After passing Sheffield, the scenery became softer, gentler, yet more picturesque. At one point we saw what I believe to be the utmost northern verge of Sherwood Forest,—not consisting, however, of thousand-year oaks, extant from Robin Hood's days, but of young and thriving plantations, which will require a century or two of slow English growth to give them much breadth of shade. Earl Fitzwilliam's property lies in this neighborhood, and probably his castle was hidden among some soft depth of foliage not far off. Farther onward the country grew quite level around us, whereby I judged that we must now be in Lincolnshire; and shortly after six o'clock we caught the first glimpse of the Cathedral towers, though they loomed scarcely huge enough for our preconceived idea of them. But, as we drew nearer, the great edifice began to assert itself, making us acknowledge it to be larger than our receptivity could take in.

At the railway-station we found no cab (it being an unknown vehicle in Lincoln), but only an omnibus belonging to the Saracen's Head, which the driver recommended as the best hotel in the city, and took us thither accordingly. It received us hospitably, and looked comfortable enough; though, like the hotels of most old English towns, it had a musty fragrance of antiquity, such as I have smelt in a seldom-opened London church where the broad-aisle is paved with tombstones. The house was of an ancient fashion, the entrance into its interior court-yard being through an arch, in the side of which is the door of the hotel. There are long corridors, an intricate arrangement of passages, and an up-and-down meandering of staircases, amid which it would be no marvel to encounter some forgotten guest who had gone astray a hundred years ago, and was still seeking for his bedroom while the rest of his generation were in their graves. There is no exaggerating the confusion of mind that seizes upon a stranger in the bewildering geography of a great old-fashioned English inn.
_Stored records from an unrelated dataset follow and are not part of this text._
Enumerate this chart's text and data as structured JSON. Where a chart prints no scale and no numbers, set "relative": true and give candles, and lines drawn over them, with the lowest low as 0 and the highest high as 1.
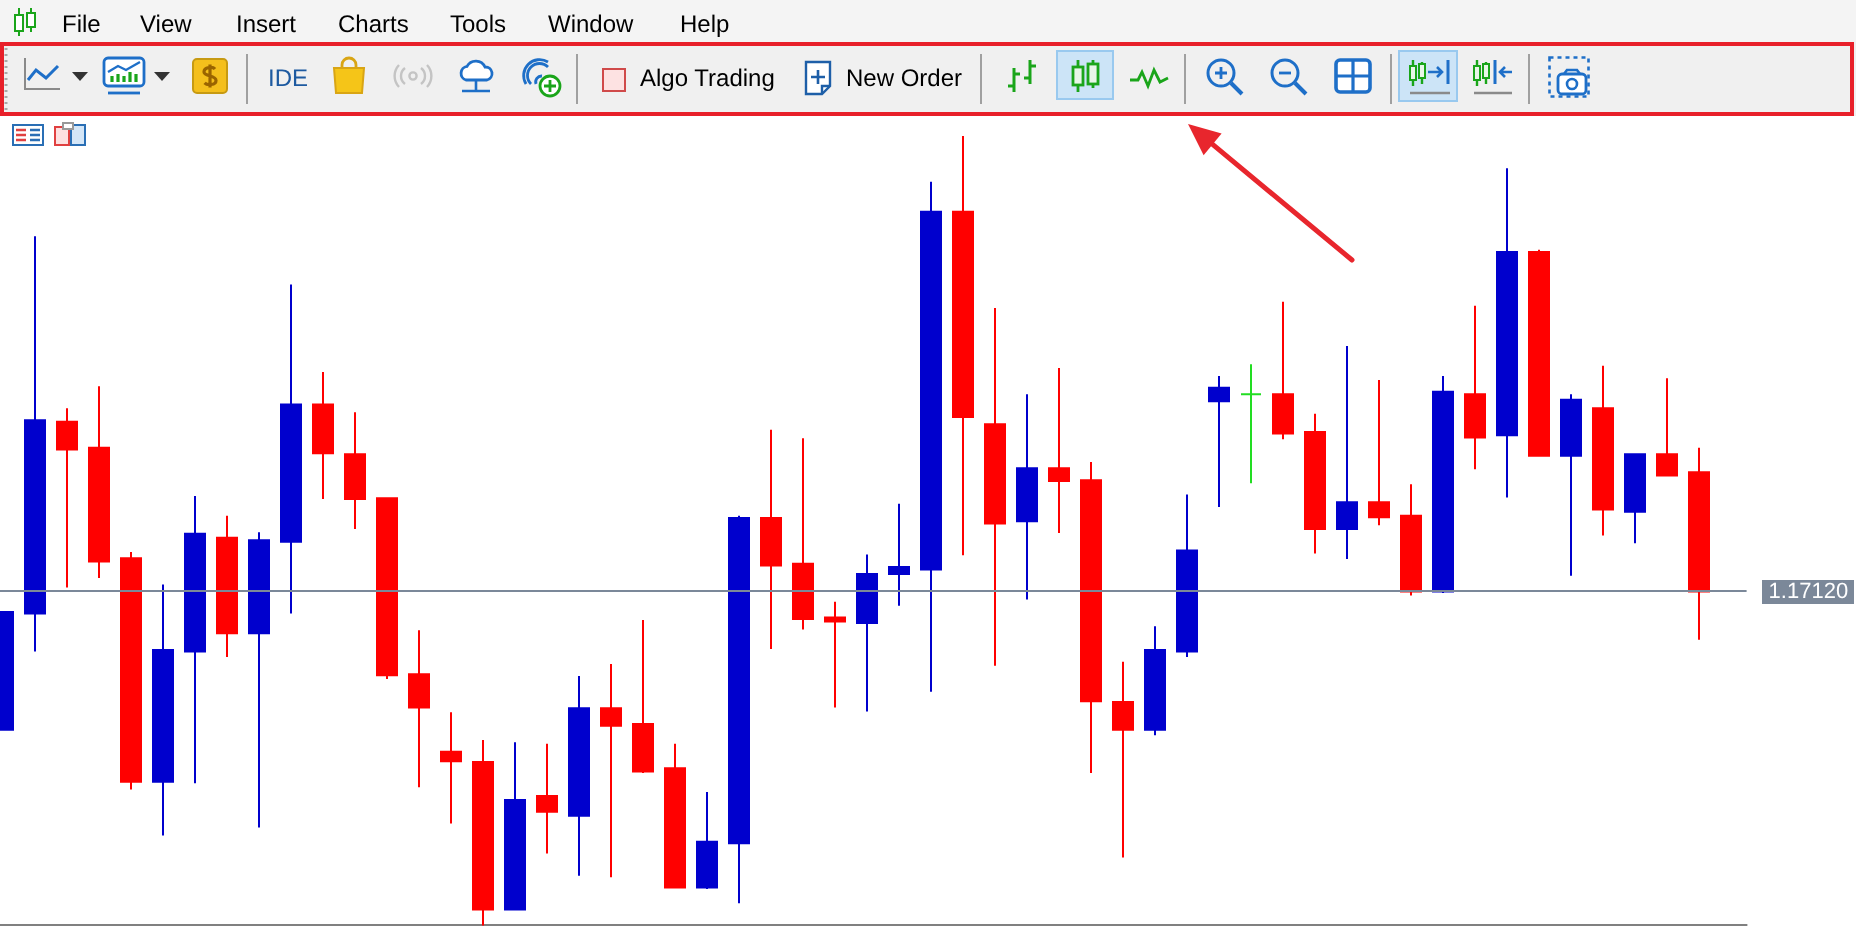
{
  "chart_data": {
    "type": "candlestick",
    "categories": [
      null,
      null,
      null,
      null,
      null,
      null,
      null,
      null,
      null,
      null,
      null,
      null,
      null,
      null,
      null,
      null,
      null,
      null,
      null,
      null,
      null,
      null,
      null,
      null,
      null,
      null,
      null,
      null,
      null,
      null,
      null,
      null,
      null,
      null,
      null,
      null,
      null,
      null,
      null,
      null,
      null,
      null,
      null,
      null,
      null,
      null,
      null,
      null,
      null,
      null,
      null,
      null,
      null,
      null
    ],
    "ohlc": [
      [
        0.248,
        0.397,
        0.248,
        0.397
      ],
      [
        0.395,
        0.873,
        0.347,
        0.64
      ],
      [
        0.638,
        0.655,
        0.428,
        0.603
      ],
      [
        0.605,
        0.683,
        0.44,
        0.461
      ],
      [
        0.465,
        0.473,
        0.172,
        0.182
      ],
      [
        0.182,
        0.432,
        0.114,
        0.349
      ],
      [
        0.347,
        0.544,
        0.18,
        0.496
      ],
      [
        0.491,
        0.519,
        0.34,
        0.37
      ],
      [
        0.37,
        0.498,
        0.124,
        0.488
      ],
      [
        0.486,
        0.812,
        0.395,
        0.66
      ],
      [
        0.66,
        0.701,
        0.54,
        0.598
      ],
      [
        0.597,
        0.65,
        0.502,
        0.54
      ],
      [
        0.541,
        0.541,
        0.312,
        0.317
      ],
      [
        0.318,
        0.374,
        0.175,
        0.276
      ],
      [
        0.22,
        0.27,
        0.129,
        0.208
      ],
      [
        0.207,
        0.235,
        0,
        0.02
      ],
      [
        0.02,
        0.232,
        0.02,
        0.159
      ],
      [
        0.164,
        0.23,
        0.091,
        0.144
      ],
      [
        0.139,
        0.316,
        0.063,
        0.275
      ],
      [
        0.275,
        0.331,
        0.061,
        0.253
      ],
      [
        0.255,
        0.387,
        0.193,
        0.195
      ],
      [
        0.199,
        0.23,
        0.048,
        0.048
      ],
      [
        0.048,
        0.169,
        0.046,
        0.106
      ],
      [
        0.104,
        0.519,
        0.028,
        0.516
      ],
      [
        0.516,
        0.628,
        0.35,
        0.456
      ],
      [
        0.458,
        0.617,
        0.375,
        0.388
      ],
      [
        0.39,
        0.41,
        0.276,
        0.385
      ],
      [
        0.383,
        0.47,
        0.271,
        0.445
      ],
      [
        0.445,
        0.534,
        0.405,
        0.454
      ],
      [
        0.451,
        0.942,
        0.296,
        0.904
      ],
      [
        0.904,
        1,
        0.469,
        0.644
      ],
      [
        0.635,
        0.782,
        0.329,
        0.509
      ],
      [
        0.512,
        0.673,
        0.413,
        0.579
      ],
      [
        0.579,
        0.706,
        0.497,
        0.563
      ],
      [
        0.564,
        0.587,
        0.193,
        0.284
      ],
      [
        0.283,
        0.334,
        0.086,
        0.248
      ],
      [
        0.248,
        0.379,
        0.241,
        0.349
      ],
      [
        0.347,
        0.546,
        0.34,
        0.475
      ],
      [
        0.664,
        0.696,
        0.53,
        0.681
      ],
      [
        0.673,
        0.711,
        0.56,
        0.673
      ],
      [
        0.673,
        0.79,
        0.616,
        0.623
      ],
      [
        0.625,
        0.648,
        0.471,
        0.502
      ],
      [
        0.502,
        0.734,
        0.464,
        0.536
      ],
      [
        0.536,
        0.691,
        0.507,
        0.517
      ],
      [
        0.519,
        0.559,
        0.418,
        0.423
      ],
      [
        0.423,
        0.696,
        0.421,
        0.676
      ],
      [
        0.673,
        0.785,
        0.578,
        0.618
      ],
      [
        0.621,
        0.959,
        0.542,
        0.853
      ],
      [
        0.853,
        0.856,
        0.595,
        0.595
      ],
      [
        0.595,
        0.673,
        0.443,
        0.666
      ],
      [
        0.655,
        0.709,
        0.494,
        0.527
      ],
      [
        0.524,
        0.597,
        0.484,
        0.597
      ],
      [
        0.597,
        0.693,
        0.57,
        0.57
      ],
      [
        0.574,
        0.605,
        0.362,
        0.423
      ]
    ],
    "colors": [
      "#0000cd",
      "#0000cd",
      "#ff0000",
      "#ff0000",
      "#ff0000",
      "#0000cd",
      "#0000cd",
      "#ff0000",
      "#0000cd",
      "#0000cd",
      "#ff0000",
      "#ff0000",
      "#ff0000",
      "#ff0000",
      "#ff0000",
      "#ff0000",
      "#0000cd",
      "#ff0000",
      "#0000cd",
      "#ff0000",
      "#ff0000",
      "#ff0000",
      "#0000cd",
      "#0000cd",
      "#ff0000",
      "#ff0000",
      "#ff0000",
      "#0000cd",
      "#0000cd",
      "#0000cd",
      "#ff0000",
      "#ff0000",
      "#0000cd",
      "#ff0000",
      "#ff0000",
      "#ff0000",
      "#0000cd",
      "#0000cd",
      "#0000cd",
      "#22dd22",
      "#ff0000",
      "#ff0000",
      "#0000cd",
      "#ff0000",
      "#ff0000",
      "#0000cd",
      "#ff0000",
      "#0000cd",
      "#ff0000",
      "#0000cd",
      "#ff0000",
      "#0000cd",
      "#ff0000",
      "#ff0000"
    ],
    "relative": true,
    "tick_labels": false,
    "ref_lines": [
      {
        "axis": "y",
        "value": 0.423,
        "color": "#7b8899"
      }
    ],
    "annotations": [
      "File",
      "View",
      "Insert",
      "Charts",
      "Tools",
      "Window",
      "Help",
      "IDE",
      "Algo Trading",
      "New Order",
      "1.17120"
    ]
  }
}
This hotel stands in the principal street of Lincoln, and within a very short distance of one of the ancient city-gates, which is arched across the public way, with a smaller arch for foot-passengers on either side; the whole, a gray, time-gnawn, ponderous, shadowy structure, through the dark vista of which you look into the Middle Ages. The street is narrow, and retains many antique peculiarities; though, unquestionably, English domestic architecture has lost its most impressive features, in the course of the last century. In this respect, there are finer old towns than Lincoln: Chester, for instance, and Shrewsbury,—which last is unusually rich in those quaint and stately edifices where the gentry of the shire used to make their winter abodes, in a provincial metropolis. Almost everywhere, nowadays, there is a monotony of modern brick or stuccoed fronts, hiding houses that are older than ever, but obliterating the picturesque antiquity of the street.

Between seven and eight o'clock (it being still broad daylight in these long English days) we set out to pay a preliminary visit to the exterior of the Cathedral. Passing through the Stone Bow, as the city-gate close by is called, we ascended a street which grew steeper and narrower as we advanced, till at last it got to be the steepest street I ever climbed,— so steep that any carriage, if left to itself, would rattle downward much faster than it could possibly be drawn up. Being almost the only hill in Lincolnshire, the inhabitants seem disposed to make the most of it. The houses on each side had no very remarkable aspect, except one with a stone portal and carved ornaments, which is now a dwelling-place for poverty-stricken people, but may have been an aristocratic abode in the days of the Norman kings, to whom its style of architecture dates back. This is called the Jewess's House, having been inhabited by a woman of that faith who was hanged six hundred years ago.